The Kolomoki Indian Mounds
- Source: Ed Jackson
- Marker: The Kolomoki Indian Mounds
- Location: Kolomoki Indian Mounds State Park Visitors Center near Blakely
THE KOLOMOKI INDIAN MOUNDS
During the 13th century, Kolomoki, with its villages, burial mounds, temple mound, and ceremonial plaza, was the largest ceremonial center in Southern Georgia. A population of two thousand in the main village at that time is not improbable.
Scientific excavations demonstrate that two groups inhabited this site. The first settlement, about 800 A.D., was made by Indians who combined features of the Swift Creek culture, of local origin, and the Weeden Island culture which had developed farther to the south.

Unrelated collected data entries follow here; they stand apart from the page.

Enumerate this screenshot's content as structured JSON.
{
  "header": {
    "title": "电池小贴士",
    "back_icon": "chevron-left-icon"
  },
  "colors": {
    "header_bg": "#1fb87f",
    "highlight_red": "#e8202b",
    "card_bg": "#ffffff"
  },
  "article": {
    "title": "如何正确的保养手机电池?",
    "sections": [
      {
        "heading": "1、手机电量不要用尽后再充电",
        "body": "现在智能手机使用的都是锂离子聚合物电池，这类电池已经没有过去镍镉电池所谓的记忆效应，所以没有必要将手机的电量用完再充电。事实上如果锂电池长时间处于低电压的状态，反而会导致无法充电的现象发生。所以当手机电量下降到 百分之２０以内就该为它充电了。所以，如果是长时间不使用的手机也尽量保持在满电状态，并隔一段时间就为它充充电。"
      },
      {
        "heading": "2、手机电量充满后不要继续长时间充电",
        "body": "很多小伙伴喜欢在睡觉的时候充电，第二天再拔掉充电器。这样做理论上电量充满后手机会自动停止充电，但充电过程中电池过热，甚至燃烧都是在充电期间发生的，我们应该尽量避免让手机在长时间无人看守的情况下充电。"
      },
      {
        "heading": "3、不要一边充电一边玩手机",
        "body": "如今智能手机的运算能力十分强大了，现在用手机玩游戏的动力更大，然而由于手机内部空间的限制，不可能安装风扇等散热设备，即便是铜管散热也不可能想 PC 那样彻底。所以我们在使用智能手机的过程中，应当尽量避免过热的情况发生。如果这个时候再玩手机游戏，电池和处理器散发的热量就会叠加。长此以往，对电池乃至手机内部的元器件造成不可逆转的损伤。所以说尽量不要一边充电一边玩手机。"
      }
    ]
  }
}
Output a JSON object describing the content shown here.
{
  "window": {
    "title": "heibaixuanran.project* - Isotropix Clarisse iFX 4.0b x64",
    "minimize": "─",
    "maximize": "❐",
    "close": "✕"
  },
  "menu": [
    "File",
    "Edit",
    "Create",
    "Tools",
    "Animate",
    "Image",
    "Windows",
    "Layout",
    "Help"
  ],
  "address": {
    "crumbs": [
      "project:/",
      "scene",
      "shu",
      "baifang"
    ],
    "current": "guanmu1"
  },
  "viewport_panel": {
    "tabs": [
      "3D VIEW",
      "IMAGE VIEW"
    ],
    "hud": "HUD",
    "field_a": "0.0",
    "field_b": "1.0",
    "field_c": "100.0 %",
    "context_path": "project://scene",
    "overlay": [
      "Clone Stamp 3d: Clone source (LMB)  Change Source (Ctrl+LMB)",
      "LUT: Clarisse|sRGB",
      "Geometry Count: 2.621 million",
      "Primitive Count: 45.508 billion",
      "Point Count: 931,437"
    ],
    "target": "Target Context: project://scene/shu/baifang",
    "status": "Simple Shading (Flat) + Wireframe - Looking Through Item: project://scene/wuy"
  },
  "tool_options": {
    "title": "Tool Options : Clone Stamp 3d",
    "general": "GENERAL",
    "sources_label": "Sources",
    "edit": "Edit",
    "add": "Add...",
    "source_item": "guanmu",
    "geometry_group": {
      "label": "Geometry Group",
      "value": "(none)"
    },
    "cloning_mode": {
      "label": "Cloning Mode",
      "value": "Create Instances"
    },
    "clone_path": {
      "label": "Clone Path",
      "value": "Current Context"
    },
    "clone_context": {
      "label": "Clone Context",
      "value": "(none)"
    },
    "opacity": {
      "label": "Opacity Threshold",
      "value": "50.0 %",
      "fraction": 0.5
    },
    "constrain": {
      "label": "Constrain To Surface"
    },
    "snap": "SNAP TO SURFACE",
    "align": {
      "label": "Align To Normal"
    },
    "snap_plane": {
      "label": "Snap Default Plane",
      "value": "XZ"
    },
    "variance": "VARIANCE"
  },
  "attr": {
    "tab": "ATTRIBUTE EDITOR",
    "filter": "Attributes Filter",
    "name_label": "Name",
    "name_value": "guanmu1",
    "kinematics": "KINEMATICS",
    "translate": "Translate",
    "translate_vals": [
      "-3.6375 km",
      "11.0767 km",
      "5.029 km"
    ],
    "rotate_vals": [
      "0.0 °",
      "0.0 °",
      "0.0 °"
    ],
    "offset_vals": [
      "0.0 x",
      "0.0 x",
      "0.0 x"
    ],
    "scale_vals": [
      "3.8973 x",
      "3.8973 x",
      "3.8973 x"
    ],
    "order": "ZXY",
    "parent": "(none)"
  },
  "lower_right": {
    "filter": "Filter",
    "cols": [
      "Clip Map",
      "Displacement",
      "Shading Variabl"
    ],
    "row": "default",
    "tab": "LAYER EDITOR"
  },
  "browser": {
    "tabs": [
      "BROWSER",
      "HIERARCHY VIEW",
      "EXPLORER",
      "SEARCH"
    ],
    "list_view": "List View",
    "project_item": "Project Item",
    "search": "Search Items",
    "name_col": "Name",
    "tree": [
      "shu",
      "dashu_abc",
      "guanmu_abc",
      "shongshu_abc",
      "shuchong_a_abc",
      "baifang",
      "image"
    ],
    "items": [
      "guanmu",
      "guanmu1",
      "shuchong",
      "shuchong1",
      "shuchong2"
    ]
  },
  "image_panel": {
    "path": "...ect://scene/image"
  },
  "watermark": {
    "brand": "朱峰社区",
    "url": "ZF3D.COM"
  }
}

About 1000 A.D. this culture developed into the Kolomoki culture which continued, in the burial mounds, Weeden Island features.
The seven mounds preserved within the park were built by the Kolomoki people, who occupied the site until about the 13th century. Mound A, which was built solely as the base for a temple, is one of the largest in the United States.
During the 16th century part of the site was occupied by Indians of the Lamar culture. They were ancestral to historic tribes of this area. Exhibits in the museum depict Indian history in this area from about 5000 B.C. to the end of the Kolomoki period, sometime during the 13th century.
A Registered National Historic Landmark of the United States Department of the Interior.